As a photographer, I never tell my subject to smile—that is, unless he or she is auditioning for a position on our local Fox television news team, in which case a happy face is obligatory. In real life, however, a toothy grin just isn’t natural. That’s because life, in the final analysis, is no joke.
Sadly, if you expect to earn a living with your camera, there are times when you must allow your subjects to smile. Brides and grooms should be smiling in their wedding photos, and so should babies, of course. For newlyweds and babies, smiles may indeed be natural. That’s because newlyweds and babies don’t know what’s coming.

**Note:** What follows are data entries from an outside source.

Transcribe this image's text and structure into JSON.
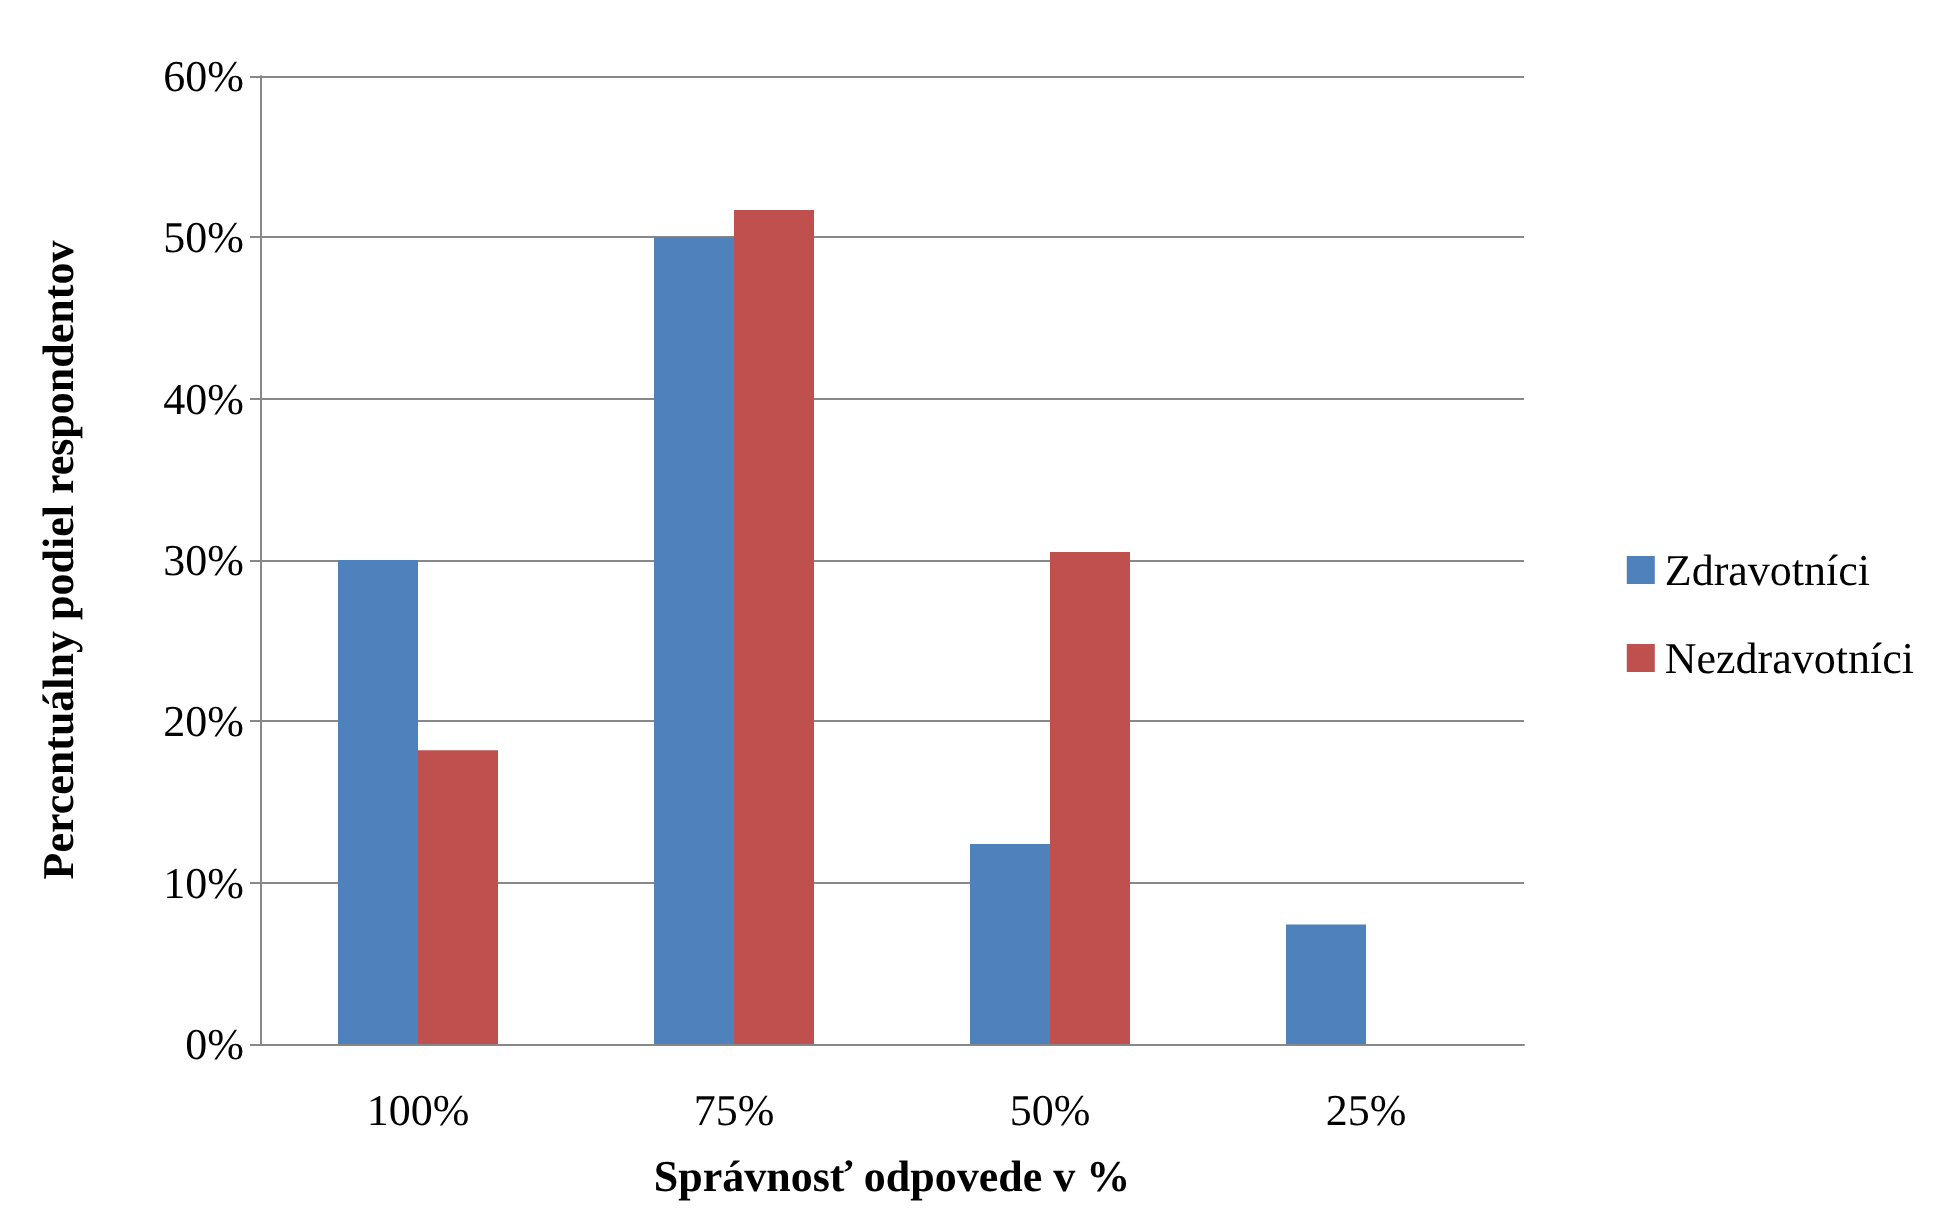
{
  "chart_data": {
    "type": "bar",
    "xlabel": "Správnosť odpovede v %",
    "ylabel": "Percentuálny podiel respondentov",
    "categories": [
      "100%",
      "75%",
      "50%",
      "25%"
    ],
    "series": [
      {
        "name": "Zdravotníci",
        "color": "#4f81bd",
        "values": [
          30,
          50,
          12.4,
          7.4
        ]
      },
      {
        "name": "Nezdravotníci",
        "color": "#c0504d",
        "values": [
          18.2,
          51.7,
          30.5,
          0
        ]
      }
    ],
    "ylim": [
      0,
      60
    ],
    "yticks": [
      {
        "value": 0,
        "label": "0%"
      },
      {
        "value": 10,
        "label": "10%"
      },
      {
        "value": 20,
        "label": "20%"
      },
      {
        "value": 30,
        "label": "30%"
      },
      {
        "value": 40,
        "label": "40%"
      },
      {
        "value": 50,
        "label": "50%"
      },
      {
        "value": 60,
        "label": "60%"
      }
    ],
    "grid": "y",
    "legend": "right"
  }
}
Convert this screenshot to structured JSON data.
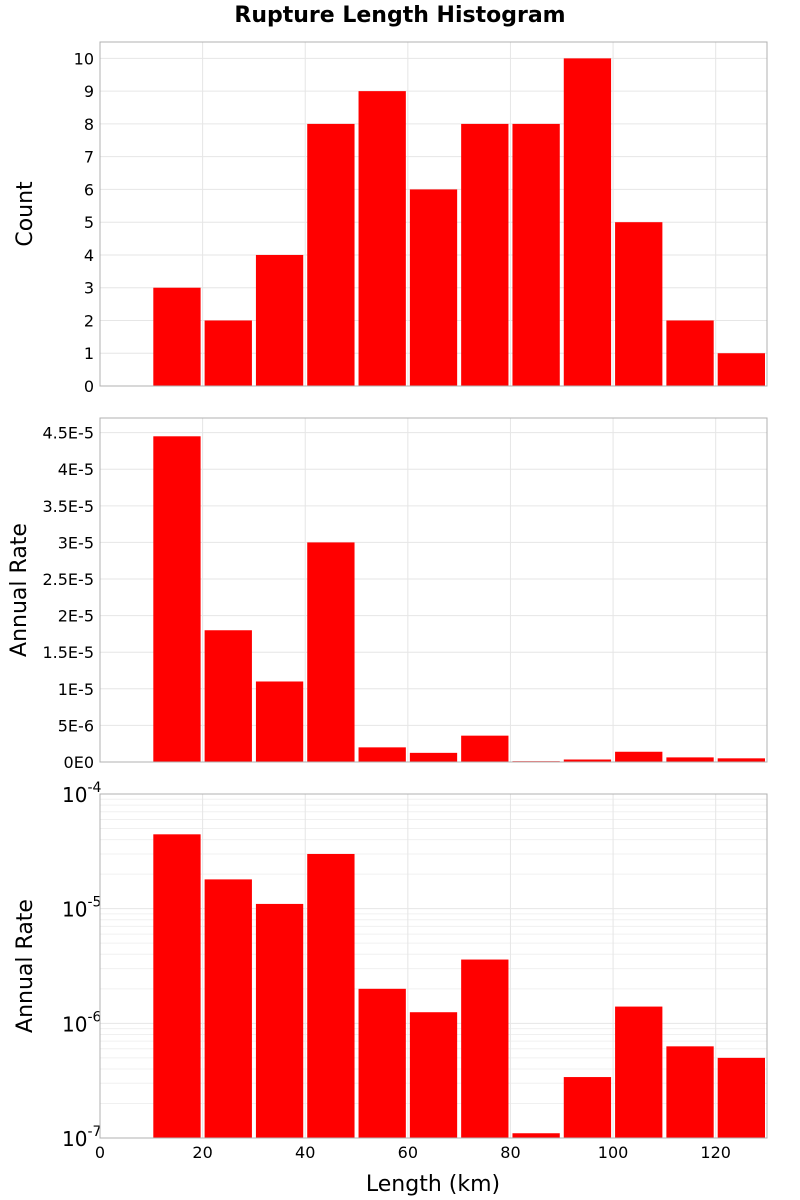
{
  "chart_data": {
    "type": "bar",
    "title": "Rupture Length Histogram",
    "xlabel": "Length (km)",
    "xlim": [
      0,
      130
    ],
    "x_ticks": [
      0,
      20,
      40,
      60,
      80,
      100,
      120
    ],
    "bin_width": 10,
    "bin_centers": [
      15,
      25,
      35,
      45,
      55,
      65,
      75,
      85,
      95,
      105,
      115,
      125
    ],
    "panels": [
      {
        "ylabel": "Count",
        "scale": "linear",
        "ylim": [
          0,
          10.5
        ],
        "y_ticks": [
          0,
          1,
          2,
          3,
          4,
          5,
          6,
          7,
          8,
          9,
          10
        ],
        "y_tick_labels": [
          "0",
          "1",
          "2",
          "3",
          "4",
          "5",
          "6",
          "7",
          "8",
          "9",
          "10"
        ],
        "values": [
          3,
          2,
          4,
          8,
          9,
          6,
          8,
          8,
          10,
          5,
          2,
          1
        ]
      },
      {
        "ylabel": "Annual Rate",
        "scale": "linear",
        "ylim": [
          0,
          4.7e-05
        ],
        "y_ticks": [
          0,
          5e-06,
          1e-05,
          1.5e-05,
          2e-05,
          2.5e-05,
          3e-05,
          3.5e-05,
          4e-05,
          4.5e-05
        ],
        "y_tick_labels": [
          "0E0",
          "5E-6",
          "1E-5",
          "1.5E-5",
          "2E-5",
          "2.5E-5",
          "3E-5",
          "3.5E-5",
          "4E-5",
          "4.5E-5"
        ],
        "values": [
          4.45e-05,
          1.8e-05,
          1.1e-05,
          3e-05,
          2e-06,
          1.25e-06,
          3.6e-06,
          1.1e-07,
          3.4e-07,
          1.4e-06,
          6.3e-07,
          5e-07
        ]
      },
      {
        "ylabel": "Annual Rate",
        "scale": "log",
        "ylim": [
          1e-07,
          0.0001
        ],
        "y_ticks": [
          1e-07,
          1e-06,
          1e-05,
          0.0001
        ],
        "y_tick_labels": [
          {
            "base": "10",
            "exp": "-7"
          },
          {
            "base": "10",
            "exp": "-6"
          },
          {
            "base": "10",
            "exp": "-5"
          },
          {
            "base": "10",
            "exp": "-4"
          }
        ],
        "values": [
          4.45e-05,
          1.8e-05,
          1.1e-05,
          3e-05,
          2e-06,
          1.25e-06,
          3.6e-06,
          1.1e-07,
          3.4e-07,
          1.4e-06,
          6.3e-07,
          5e-07
        ]
      }
    ],
    "bar_color": "#ff0000",
    "grid": true,
    "legend": "none"
  }
}
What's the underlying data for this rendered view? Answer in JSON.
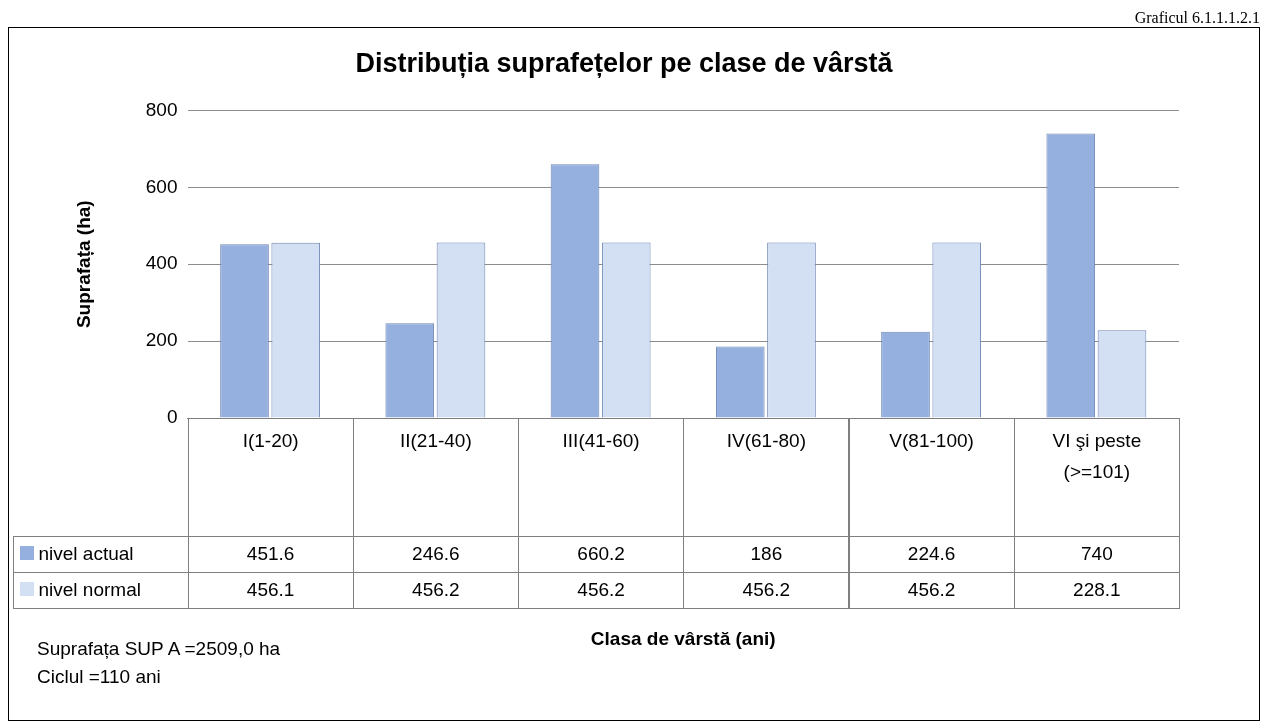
{
  "chart_data": {
    "type": "bar",
    "title": "Distribuția suprafețelor pe clase de vârstă",
    "ylabel": "Suprafața (ha)",
    "categories": [
      "I(1-20)",
      "II(21-40)",
      "III(41-60)",
      "IV(61-80)",
      "V(81-100)",
      "VI şi peste (>=101)"
    ],
    "series": [
      {
        "name": "nivel actual",
        "color": "#95b0de",
        "values": [
          451.6,
          246.6,
          660.2,
          186,
          224.6,
          740
        ]
      },
      {
        "name": "nivel normal",
        "color": "#d3e0f3",
        "values": [
          456.1,
          456.2,
          456.2,
          456.2,
          456.2,
          228.1
        ]
      }
    ],
    "ylim": [
      0,
      800
    ],
    "yticks": [
      0,
      200,
      400,
      600,
      800
    ],
    "grid": "y",
    "legend": "bottom",
    "data_labels": true,
    "annotations": [
      "Graficul 6.1.1.1.2.1",
      "Clasa de vârstă (ani)",
      "Suprafața SUP A =2509,0 ha",
      "Ciclul =110 ani"
    ]
  }
}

What’s coming is what Mike Disfarmer of Heber Springs, Arkansas, clearly saw whenever he peered into his viewfinder. I’m pretty sure he never gave instructions, so the people he photographed could only stand there and look into the lens. The result was a treasure trove of magnificent portraits, which the photographer sold to his customers for fifty cents apiece. That would have been a good investment back in the Nineteen Forties, as today an original Disfarmer contact print will fetch as much as $28,000. In New York City it will—not Heber Springs, Arkansas.
What Disfarmer had going for him was the fact he was a local boy. As such, he had an advantage over, say, Richard Avedon or anybody else from out of town. His subjects trusted him, and here is the thing about photography. If you can gain the trust of your subject, you can “accidentally” take a great picture even if you’re not a professional. I’ve seen this happen time and again in snapshots I’ve rescued from trash bins, abandoned storage lockers, and landfills over the years. Here, for example, is a wallet-sized Velox titled simply “Doris.”
I don’t know which of the girls is Doris, or exactly what their connection is to the bank robber Clyde Barrow, but I’m pretty sure there must be a connection. Put this picture on the cover of a crime novel, and it’ll be an instant bestseller!
Now consider this one, which comes not from a Diane Arbus retrospective but from a discarded family album. Okay, so Jane is smiling, but that’s okay because Aunt Lilly isn’t. It’s perfectly permissible for one person’s face to be the mask of comedy, provided the other reflects tragedy. That’s how we know we’re looking at real people, and not the Channel 13 News Team.